97,769 words . . .

It's a start.  I have now officially fused my past two NaNoWriMo efforts into a unified manuscript.

For those of you wondering how 50,000-odd words plus another 50,000-odd words adds up to less than 100,000 words, allow me to clarify.  My NaNo 2006 effort (Soft Places) was written in the form of diary entries by the narrator.  (I even dated the entries contemporaneously, and threw in things that were happening at the time.)  The 2007 NaNo (The Things Behind the Sun) was written in first person present tense (though I did include references to the narrator continuing to write things down in her diary.)

I decided, ultimately, to do the entire thing in first person present tense.  This meant I had to take the diary entries and rewrite them accordingly.  At first, I was trying too hard to rewrite and perfect everything as I go, then I decided it would be faster and more effective to just cut, paste, redo the verbs and do a little rewriting here and there to smooth the transitions.

So I have finally, as of tonight, completed that process.  I have a relatively unified manuscript of 97,769 words, according to the Word Count function on Microsoft Word.

It still needs work.  A lot of it.  I'm not going to go into a great deal of detail about what the book is about (it's about ninety-eight thousand words, at this point, and that's all you're really getting out of me) but I'll continue, I hope, to talk about the process as I go.

There are still many things about it I'm not 100% happy with, things that I plowed on past on the first pass because, hell, it's NaNo, just get the words out and fix it later.  (That's another reason the word count dropped slightly on the rewrite--there were quite a few things I decided to go ahead and excise while I was at it.)  But at the same time, it feels good to be able to talk about The Manuscript I'm Working On instead of about This Neat Idea I Have For A Novel.

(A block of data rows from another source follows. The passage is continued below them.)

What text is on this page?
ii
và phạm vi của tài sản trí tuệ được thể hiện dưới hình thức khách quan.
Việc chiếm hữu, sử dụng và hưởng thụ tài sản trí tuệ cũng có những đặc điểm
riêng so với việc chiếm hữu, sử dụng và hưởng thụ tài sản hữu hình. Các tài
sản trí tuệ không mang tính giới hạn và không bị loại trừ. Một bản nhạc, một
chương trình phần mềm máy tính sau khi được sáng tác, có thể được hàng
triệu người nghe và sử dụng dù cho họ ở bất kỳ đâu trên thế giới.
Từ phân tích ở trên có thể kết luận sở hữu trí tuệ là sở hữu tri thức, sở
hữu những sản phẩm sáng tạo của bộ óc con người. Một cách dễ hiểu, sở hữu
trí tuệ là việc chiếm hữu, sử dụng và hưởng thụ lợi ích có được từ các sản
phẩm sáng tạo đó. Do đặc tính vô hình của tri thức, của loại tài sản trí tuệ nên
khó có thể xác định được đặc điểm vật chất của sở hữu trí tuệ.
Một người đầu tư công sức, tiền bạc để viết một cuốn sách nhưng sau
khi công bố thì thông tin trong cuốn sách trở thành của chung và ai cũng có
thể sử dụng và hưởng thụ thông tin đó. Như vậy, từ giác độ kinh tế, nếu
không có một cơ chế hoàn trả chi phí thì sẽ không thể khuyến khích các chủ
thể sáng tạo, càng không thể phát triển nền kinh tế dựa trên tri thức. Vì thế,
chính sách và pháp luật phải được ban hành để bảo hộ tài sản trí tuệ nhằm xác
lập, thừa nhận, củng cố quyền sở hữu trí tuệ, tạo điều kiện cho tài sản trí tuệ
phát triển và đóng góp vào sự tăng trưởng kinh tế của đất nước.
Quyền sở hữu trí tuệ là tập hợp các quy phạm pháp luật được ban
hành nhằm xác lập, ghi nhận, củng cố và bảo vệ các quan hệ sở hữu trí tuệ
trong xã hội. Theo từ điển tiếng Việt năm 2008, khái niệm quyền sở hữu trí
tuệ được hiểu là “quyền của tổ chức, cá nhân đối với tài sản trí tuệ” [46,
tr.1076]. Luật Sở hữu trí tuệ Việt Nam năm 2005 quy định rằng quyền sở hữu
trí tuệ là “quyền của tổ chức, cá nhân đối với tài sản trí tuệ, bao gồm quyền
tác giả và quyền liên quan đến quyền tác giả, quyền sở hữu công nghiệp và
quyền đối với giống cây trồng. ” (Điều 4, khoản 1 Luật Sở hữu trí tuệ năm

I've also taken the first 3,000 or so words and submitted them to a writing workshop that's going to be held at Orbital 2008, a writerly sci-fi type convention that's being held in the UK.  (I'm flying all the way from Atlanta, Georgia, because one of the guests is Tanith Lee, who is one of my favorite living authors in the history of the written word.)  It should be genuinely interesting to see what someone who isn't familiar with the places I'm describing will think of it.

So.  Well.  There we are.  Now, if you'll excuse me, I have to run around in circles and jump up and down for a bit.

Comments

Collin Kelley said…
Welcome to the blogosphere! I'm going to add you to my blog links right now!